Long before there was reality TV or bloggers or people largely making a living out of being themselves, there was Spalding Gray.
This New York performance artist, was founder of the Wooster Group, actor and storyteller of epic proportion. He is perhaps the finest storyteller of his generation.
He managed to make a fairly lucrative career out of turning his life into a series of monologues.
If you haven't seen it already, you need to plant yourself in front your big screen TV and watch Swimming to Cambodia. Even if you haven't seen The Killing Fields, you'll find plenty about Spalding to be interested in. His timing is impeccable. I guarantee he'll have you hanging on every word.
I've followed him for years -- read or seen all 19 of his monologues. Read his novel, Impossible Vacation. And mourned his untimely loss when, after a slow and painful recovery from a car crash in Ireland, he ended his life in 2004.
That's why I was particularly moved by yesterday's screening of "And Everything is Going to Be Fine." Steven Soderberg undertook the task of splicing together a lifetime of archival monologues, interviews and home movies.
This is a film for Spalding junkies, like me. There's no outside voice to make sense of what we're seeing. There's no context for his considerable legacy.If this is your first introduction to him, I'm afraid you'd be lost.
But i loved it.
It allows us a rare glimpse into the private life of a very public man.

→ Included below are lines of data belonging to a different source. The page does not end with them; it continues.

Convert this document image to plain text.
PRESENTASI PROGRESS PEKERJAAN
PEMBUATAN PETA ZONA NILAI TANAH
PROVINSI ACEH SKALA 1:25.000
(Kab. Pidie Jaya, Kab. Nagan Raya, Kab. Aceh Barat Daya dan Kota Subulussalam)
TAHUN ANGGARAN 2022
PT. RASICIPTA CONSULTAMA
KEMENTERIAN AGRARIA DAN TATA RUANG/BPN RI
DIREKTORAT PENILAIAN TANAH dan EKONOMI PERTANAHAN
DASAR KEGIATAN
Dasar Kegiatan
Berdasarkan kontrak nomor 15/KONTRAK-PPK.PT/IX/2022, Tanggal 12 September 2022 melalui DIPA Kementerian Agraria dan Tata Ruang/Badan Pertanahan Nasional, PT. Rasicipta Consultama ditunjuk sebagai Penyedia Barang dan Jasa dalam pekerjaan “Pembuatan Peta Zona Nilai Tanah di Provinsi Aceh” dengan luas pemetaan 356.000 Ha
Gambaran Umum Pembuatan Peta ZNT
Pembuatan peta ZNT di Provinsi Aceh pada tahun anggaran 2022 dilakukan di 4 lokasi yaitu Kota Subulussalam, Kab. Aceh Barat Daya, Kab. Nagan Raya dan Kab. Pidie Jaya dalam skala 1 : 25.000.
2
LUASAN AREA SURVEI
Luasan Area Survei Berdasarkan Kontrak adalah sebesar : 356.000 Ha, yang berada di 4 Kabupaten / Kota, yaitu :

Seeing rare interview footage of Spalding with his father, pictures of his mother or home movies of Spalding exulting at his son's antics feels a bit like being invited into JD Salinger's house.
We've always imagined what it looked like...now we're seeing it for the first time.
Everyone in yesterday's showing at the Bell Lightbox stayed until the final credits were over. I wonder if they all miss his voice as much as I do.